Keyun Cheng

Partial-Parallel-Repair (PPR): A Distributed Technique for Repairing Erasure Coded Storage

Download

EuroSys, 2016

Summary

PPR (partial parallel repair) divides the reconstruction to sub-operations and schedule to nodes. Then a protocol is used to combines the partial results. This approach reduces the network pressure, experiments shows that this approach significantly reduces repair/degraded read time. LRC and Rotated RS are overlayed by PPR in this paper.

Details

  1. PPR divides reconstruction into several partial parallel repair operations that are performed simultaneously at multiple servers.

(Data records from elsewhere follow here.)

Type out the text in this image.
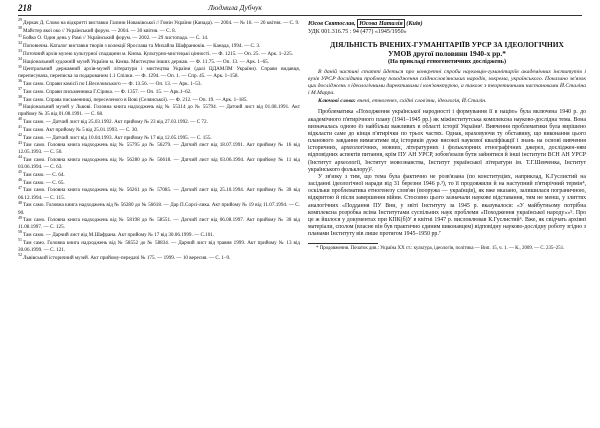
218	Людмила Дубчук

$^{29}$Деркач Д. Слово на відкритті виставки Галини Новаківської // Гомін України (Канада). — 2004. — № 16. — 26 квітня. — С. 9.

$^{30}$Майстер якої око // Український форум. — 2004. — 30 квітня. — С. 8.

$^{31}$Бойко О. Один день у Рамі // Український форум. — 2002. — 29 листопада. — С. 14.

$^{32}$Поповична. Каталог виставки творів з колекції Ярослава та Михайла Шафранюків. — Канада, 1994. — С. 3.

$^{33}$Поточний архів музею культурної спадщини м. Києва. Культурно-мистецькі цінності. — Ф. 1215. — Оп. 25. — Арк. 1–225.

$^{34}$Національний художній музей України м. Києва. Мистецтво інших держав. — Ф. 11.75. — Оп. 13. — Арк. 1–65.

$^{35}$Центральний державний архів-музей літератури і мистецтва України (далі ЦДАМЛМ України). Справи видавця, переписувача, переписка за подарованим 1.1 Спілки. — Ф. 1294. — Оп. 1. — Спр. 45. — Арк. 1–158.

$^{36}$Там само. Справи комісії по І.Веселовського — Ф. 13.56. — Оп. 13. — Арк. 1–53.

$^{37}$Там само. Справи письменника Г.Сірика. — Ф. 1357. — Оп. 15. — Арк.1–62.

$^{38}$Там само. Справа письменниці, переселеного в Вові (Селянської). — Ф. 212. — Оп. 19. — Арк. 1–185.

$^{39}$Національний музей у Львові. Головна книга надходжень від № 55314 до № 55794. — Датчий лист від 01.08.1991. Акт прийому № 35 від 01.08.1991. — С. 68.

$^{40}$Там само. — Датчий лист від 25.03.1992. Акт прийому № 23 від 27.03.1992. — С 72.

$^{41}$Там само. Акт прийому № 5 від 25.01.1993. — С. 30.

$^{42}$Там само. — Датчий лист від 10.04.1993. Акт прийому № 17 від 12.05.1995. — С. 155.

$^{43}$Там само. Головна книга надходжень від № 55795 до № 56279. — Датчий лист від 18.07.1991. Акт прийому № 16 від 12.05.1993. — С. 50.

$^{44}$Там само. Головна книга надходжень від № 56280 до № 56618. — Датчий лист від 03.06.1994. Акт прийому № 11 від 03.06.1994. — С. 63.

$^{45}$Там само. — С. 64.

$^{46}$Там само. — С. 65.

$^{47}$Там само. Головна книга надходжень від № 56261 до № 57085. — Датчий лист від 25.10.1994. Акт прийому № 30 від 06.12.1994. — С. 115.

$^{48}$Там само. Головна книга надходжень від № 56280 до № 56618. — Дар П.Сорсі-лика. Акт прийому № 19 від 11.07.1994. — С. 90.

$^{49}$Там само. Головна книга надходжень від № 58198 до № 58551. — Датчий лист від 06.08.1997. Акт прийому № 30 від 11.08.1997. — С. 125.

$^{50}$Там само. — Дарчий лист від М.Шафрана. Акт прийому № 17 від 30.06.1999. — С.101.

$^{51}$Там само. Головна книга надходжень від № 58552 до № 58834. — Дарчий лист від травня 1999. Акт прийому № 13 від 30.06.1999. — С. 121.

$^{52}$Львівський історичний музей. Акт прийому-передачі № 175. — 1999. — 10 вересня. — С. 1–9.

Юсов Святослав, Юсова Наталія (Київ)
УДК 001.316.75 : 94 (477) «1945/1950»
ДІЯЛЬНІСТЬ ВЧЕНИХ-ГУМАНІТАРІЇВ УРСР ЗА ІДЕОЛОГІЧНИХ УМОВ другої половини 1940-х рр.*
(На прикладі етногенетичних досліджень)

В даній частині статті йдеться про конкретні спроби науковців-гуманітаріїв академічних інститутів і вузів УРСР дослідити проблему походження східнослов'янських народів, зокрема, українського. Показано зв'язок цих досліджень з ідеологічними директивами і кон'юнктурою, а також з теоретичними настановами Й.Сталіна і М.Марра.

Ключові слова: вчені, етногенез, східні слов'яни, ідеологія, Й.Сталін.

Проблематика «Походження української народності і формування її в націю» була включена 1940 р. до академічного п'ятирічного плану (1941–1945 рр.) як міжінститутська комплексна науково-дослідна тема. Вона визначалась одною ёз найбільш важливих в області історії України¹. Вивчення проблематики була вирішено відкласти саме до кінця п'ятирічки по трьох частях. Однак, враховуючи ту обставину, що виконання цього планового завдання вимагатиме від істориків дуже високої наукової кваліфікації і знань на основі вивчення історичних, археологічних, мовних, літературних і фольклорних етнографічних джерел, досліджен-ням відповідних аспектів питання, крім ПУ АН УРСР, зобов'язали бути зайнятися й інші інститути ВСН АН УРСР (Інститут археології, Інститут мовознавства, Інститут української літератури ім. Т.Г.Шевченка, Інститут українського фольклору)².

У зв'язку з тим, що тема була фактично не розв'язана (по конституціях, наприклад, К.Гуслистий на засіданні ідеологічної наради від 31 березня 1946 р.³), то її продовжили й на наступний п'ятирічний термін⁴, оскільки проблематика етногенезу слов'ян (вооружа — українців), як вже вказано, залишилася пограничною, відкритою й після завершення війни. Стосовно цього зазначали наукове відставання, тим не менш, у злиттях аналогічних «Поддання ПУ Вни, у звіті Інституту за 1945 р. вказувалося: «У майбутньому потрібна комплексна розробка всіма Інститутами суспільних наук проблеми «Походження української народу»»⁵. Про це ж йшлося у документах при КПК(б)У в квітні 1947 р. висловлював К.Гуслистий⁶. Вже, як свідчать архівні матеріали, сполом (власне він був практично єдиним виконавцем) відповідну науково-дослідну роботу згідно з планами Інституту вів лише протягом 1945–1950 рр.⁷

* Продовження. Початок див.: Україна XX ст.: культура, ідеологія, політика — Вип. 15, ч. 1. — К., 2009. — С. 235–251.
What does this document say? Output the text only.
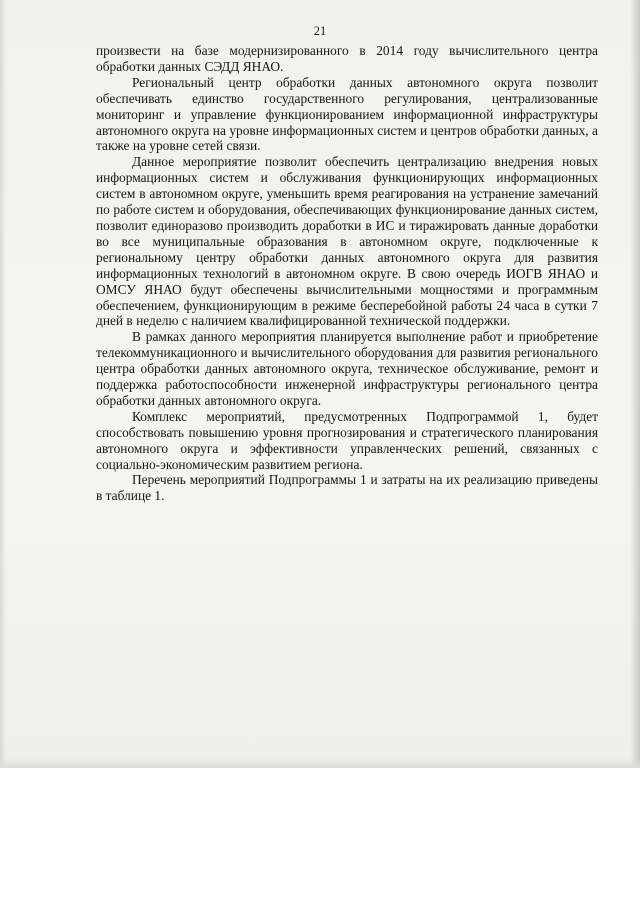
21

произвести на базе модернизированного в 2014 году вычислительного центра обработки данных СЭДД ЯНАО.

Региональный центр обработки данных автономного округа позволит обеспечивать единство государственного регулирования, централизованные мониторинг и управление функционированием информационной инфраструктуры автономного округа на уровне информационных систем и центров обработки данных, а также на уровне сетей связи.

Данное мероприятие позволит обеспечить централизацию внедрения новых информационных систем и обслуживания функционирующих информационных систем в автономном округе, уменьшить время реагирования на устранение замечаний по работе систем и оборудования, обеспечивающих функционирование данных систем, позволит единоразово производить доработки в ИС и тиражировать данные доработки во все муниципальные образования в автономном округе, подключенные к региональному центру обработки данных автономного округа для развития информационных технологий в автономном округе. В свою очередь ИОГВ ЯНАО и ОМСУ ЯНАО будут обеспечены вычислительными мощностями и программным обеспечением, функционирующим в режиме бесперебойной работы 24 часа в сутки 7 дней в неделю с наличием квалифицированной технической поддержки.

В рамках данного мероприятия планируется выполнение работ и приобретение телекоммуникационного и вычислительного оборудования для развития регионального центра обработки данных автономного округа, техническое обслуживание, ремонт и поддержка работоспособности инженерной инфраструктуры регионального центра обработки данных автономного округа.

Комплекс мероприятий, предусмотренных Подпрограммой 1, будет способствовать повышению уровня прогнозирования и стратегического планирования автономного округа и эффективности управленческих решений, связанных с социально-экономическим развитием региона.

Перечень мероприятий Подпрограммы 1 и затраты на их реализацию приведены в таблице 1.
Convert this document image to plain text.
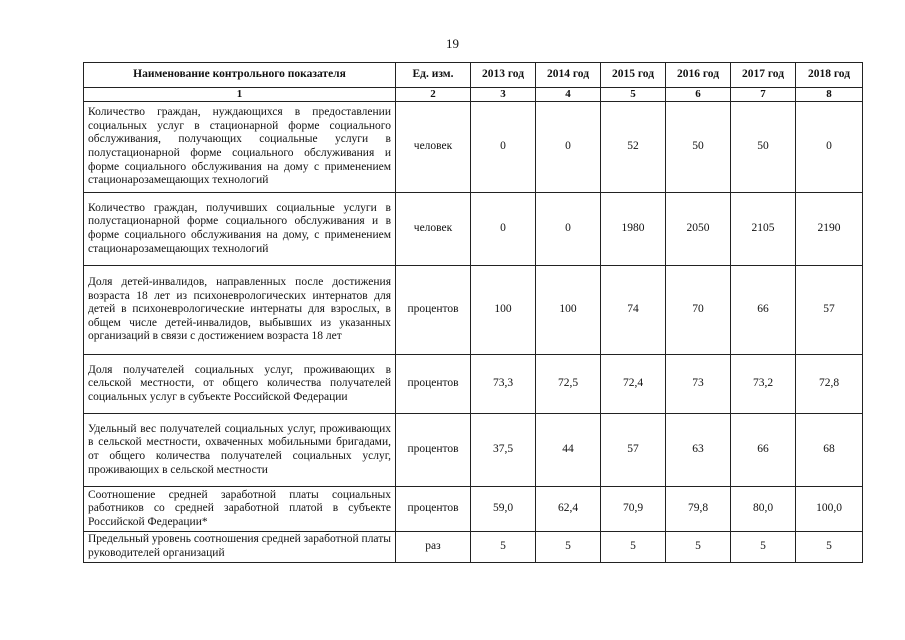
19
Наименование контрольного показателя	Ед. изм.	2013 год	2014 год	2015 год	2016 год	2017 год	2018 год
1	2	3	4	5	6	7	8
Количество граждан, нуждающихся в предоставлении социальных услуг в стационарной форме социального обслуживания, получающих социальные услуги в полустационарной форме социального обслуживания и форме социального обслуживания на дому с применением стационарозамещающих технологий	человек	0	0	52	50	50	0
Количество граждан, получивших социальные услуги в полустационарной форме социального обслуживания и в форме социального обслуживания на дому, с применением стационарозамещающих технологий	человек	0	0	1980	2050	2105	2190
Доля детей-инвалидов, направленных после достижения возраста 18 лет из психоневрологических интернатов для детей в психоневрологические интернаты для взрослых, в общем числе детей-инвалидов, выбывших из указанных организаций в связи с достижением возраста 18 лет	процентов	100	100	74	70	66	57
Доля получателей социальных услуг, проживающих в сельской местности, от общего количества получателей социальных услуг в субъекте Российской Федерации	процентов	73,3	72,5	72,4	73	73,2	72,8
Удельный вес получателей социальных услуг, проживающих в сельской местности, охваченных мобильными бригадами, от общего количества получателей социальных услуг, проживающих в сельской местности	процентов	37,5	44	57	63	66	68
Соотношение средней заработной платы социальных работников со средней заработной платой в субъекте Российской Федерации*	процентов	59,0	62,4	70,9	79,8	80,0	100,0
Предельный уровень соотношения средней заработной платы руководителей организаций	раз	5	5	5	5	5	5
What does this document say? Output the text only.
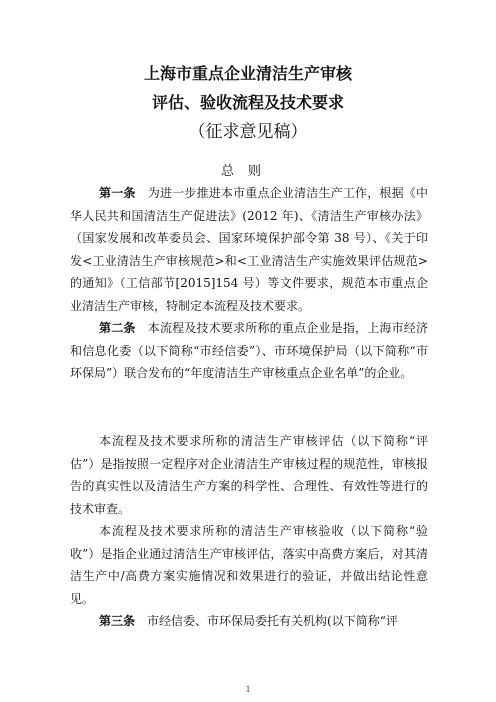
上海市重点企业清洁生产审核
评估、验收流程及技术要求
（征求意见稿）
总则
第一条　 为进一步推进本市重点企业清洁生产工作，根据《中华人民共和国清洁生产促进法》(2012 年)、《清洁生产审核办法》（国家发展和改革委员会、国家环境保护部令第 38 号）、《关于印发<工业清洁生产审核规范>和<工业清洁生产实施效果评估规范>的通知》（工信部节[2015]154 号）等文件要求，规范本市重点企业清洁生产审核，特制定本流程及技术要求。
第二条　 本流程及技术要求所称的重点企业是指，上海市经济和信息化委（以下简称“市经信委”）、市环境保护局（以下简称“市环保局”）联合发布的“年度清洁生产审核重点企业名单”的企业。
本流程及技术要求所称的清洁生产审核评估（以下简称“评估”）是指按照一定程序对企业清洁生产审核过程的规范性，审核报告的真实性以及清洁生产方案的科学性、合理性、有效性等进行的技术审查。
本流程及技术要求所称的清洁生产审核验收（以下简称“验收”）是指企业通过清洁生产审核评估，落实中高费方案后，对其清洁生产中/高费方案实施情况和效果进行的验证，并做出结论性意见。
第三条　 市经信委、市环保局委托有关机构(以下简称“评
1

  2. PPR can be overlaied on top of almost all ECs.

  3. Main PPR algorithm:

  1. PPR Protocol to achieve combination of partial results. (Repair Manager - RM). RM distributes the partial decoding coefficients with a repair plan to only k/2 Chunk Servers. Finally, the repair sites aggregates the results by XORing from all k/2 servers. The destination server feedback to RM that it’s successful.

Strength

  1. The larger chunk sizes, the better performance main PPR gains.

  2. Performance improvement over degraded reads.

  3. Computation efficient by parallism.

Weakness

  1. The extension of the Repair Manager. It’s currently centralized, and single instanced. It maybe the bottleneck for large scale DSS.